On December 18, 2018, new impaired driving laws went into effect across the country. From now on, if you’re pulled over by a police officer for any reason they no longer need reasonable suspicion—in the past that was slurred speech, the smell of alcohol, or generally strange behavior—to demand a breath sample. Those who support the new legislature say it will make roads safer by making people think twice before getting in their car (Mothers Against Drunk Driving (MADD) predicts it will reduce roadside deaths); those who don’t say it gives law enforcement an unprecedented amount of power that might actually violate a section of the Charter of Rights and Freedoms.

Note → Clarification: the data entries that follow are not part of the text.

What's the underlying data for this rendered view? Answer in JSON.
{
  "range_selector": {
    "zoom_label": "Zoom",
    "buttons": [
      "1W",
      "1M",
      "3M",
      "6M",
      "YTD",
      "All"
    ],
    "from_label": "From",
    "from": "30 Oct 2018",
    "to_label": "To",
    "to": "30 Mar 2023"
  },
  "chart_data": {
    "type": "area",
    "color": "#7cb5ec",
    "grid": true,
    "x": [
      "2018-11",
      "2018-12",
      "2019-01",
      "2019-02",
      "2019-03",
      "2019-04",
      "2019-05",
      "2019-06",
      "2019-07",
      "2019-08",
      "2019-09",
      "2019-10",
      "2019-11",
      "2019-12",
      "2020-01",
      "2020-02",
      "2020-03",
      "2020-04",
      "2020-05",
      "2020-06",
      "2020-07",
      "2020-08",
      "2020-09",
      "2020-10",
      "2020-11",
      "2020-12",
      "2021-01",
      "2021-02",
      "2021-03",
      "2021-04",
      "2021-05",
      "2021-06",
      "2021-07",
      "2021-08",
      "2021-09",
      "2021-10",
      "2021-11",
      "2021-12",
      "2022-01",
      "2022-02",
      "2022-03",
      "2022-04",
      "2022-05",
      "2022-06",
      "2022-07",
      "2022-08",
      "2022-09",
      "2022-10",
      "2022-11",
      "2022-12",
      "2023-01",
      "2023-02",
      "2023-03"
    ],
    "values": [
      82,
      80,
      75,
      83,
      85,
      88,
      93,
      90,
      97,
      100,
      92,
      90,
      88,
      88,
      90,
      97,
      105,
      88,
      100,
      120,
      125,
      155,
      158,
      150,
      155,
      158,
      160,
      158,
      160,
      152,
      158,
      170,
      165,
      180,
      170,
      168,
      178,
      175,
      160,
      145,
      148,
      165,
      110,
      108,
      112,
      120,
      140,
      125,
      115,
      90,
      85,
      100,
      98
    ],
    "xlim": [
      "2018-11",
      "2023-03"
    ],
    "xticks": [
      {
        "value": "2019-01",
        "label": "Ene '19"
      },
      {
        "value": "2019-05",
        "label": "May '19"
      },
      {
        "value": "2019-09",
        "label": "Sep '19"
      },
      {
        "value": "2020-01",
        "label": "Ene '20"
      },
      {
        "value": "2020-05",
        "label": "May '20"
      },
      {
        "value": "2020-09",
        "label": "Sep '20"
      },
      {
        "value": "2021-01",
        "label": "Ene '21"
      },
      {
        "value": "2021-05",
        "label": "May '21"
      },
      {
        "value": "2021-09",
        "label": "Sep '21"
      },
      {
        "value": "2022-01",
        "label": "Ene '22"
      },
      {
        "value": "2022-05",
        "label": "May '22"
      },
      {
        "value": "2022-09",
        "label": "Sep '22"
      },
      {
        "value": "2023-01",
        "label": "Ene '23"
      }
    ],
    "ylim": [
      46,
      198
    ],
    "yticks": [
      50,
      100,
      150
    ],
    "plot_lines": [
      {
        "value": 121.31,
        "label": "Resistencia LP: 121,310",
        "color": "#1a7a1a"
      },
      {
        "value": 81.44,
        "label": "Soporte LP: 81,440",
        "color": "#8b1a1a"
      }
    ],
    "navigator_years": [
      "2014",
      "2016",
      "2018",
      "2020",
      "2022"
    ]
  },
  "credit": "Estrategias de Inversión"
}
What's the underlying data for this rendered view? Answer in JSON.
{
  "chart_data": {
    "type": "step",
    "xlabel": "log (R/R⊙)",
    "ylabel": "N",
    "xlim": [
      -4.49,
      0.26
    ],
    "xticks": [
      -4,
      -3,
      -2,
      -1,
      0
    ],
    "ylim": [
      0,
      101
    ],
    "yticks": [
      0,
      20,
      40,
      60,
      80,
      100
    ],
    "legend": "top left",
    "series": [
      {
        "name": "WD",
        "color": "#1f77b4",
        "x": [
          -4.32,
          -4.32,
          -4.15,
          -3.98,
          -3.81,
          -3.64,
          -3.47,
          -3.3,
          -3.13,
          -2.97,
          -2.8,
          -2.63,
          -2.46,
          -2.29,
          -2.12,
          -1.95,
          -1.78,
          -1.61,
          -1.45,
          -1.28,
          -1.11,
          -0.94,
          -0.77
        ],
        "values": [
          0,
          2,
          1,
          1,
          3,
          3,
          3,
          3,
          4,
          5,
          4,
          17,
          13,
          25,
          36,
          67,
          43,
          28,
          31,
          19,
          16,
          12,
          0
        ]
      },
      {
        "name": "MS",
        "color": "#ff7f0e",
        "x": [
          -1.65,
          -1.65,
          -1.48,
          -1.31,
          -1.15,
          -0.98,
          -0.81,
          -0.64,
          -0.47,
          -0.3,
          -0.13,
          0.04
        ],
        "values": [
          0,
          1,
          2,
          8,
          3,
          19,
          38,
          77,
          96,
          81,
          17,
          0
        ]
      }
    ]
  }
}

Here’s a brief history of impaired driving laws in Canada:
Canadian Criminal Law Amendment Act (commonly known as the “Breathalizer Legislation”) – 1969
Based on British legislation from two years prior, this act set the basis for our modern impaired driving laws. The law made it illegal to drive a motor vehicle with a BAC exceeding 0.08%. It also gave law enforcement the authority to administer roadside breathalyzer tests to anyone reasonably suspected of being impaired (and made it an offence to refuse these tests).
Bill C-19 – 1985
This legislation introduced harsher penalties and two new charges, and gave law enforcement the authority to obtain a blood sample when a breath sample could not be obtained.
Supreme Court Ruling – 1986
A year after Bill C-19, the Supreme Court decided that police could suspend a driver’s license for 24 hours instead of arresting them.
Roadside check stops in the 70s and the formation of groups like MADD in the 80s contributed to public awareness and stigmatization of impaired driving.
MADD says that drug- or alcohol-related crashes kill four Canadians a day; combined they represent the leading criminal cause of death in the country.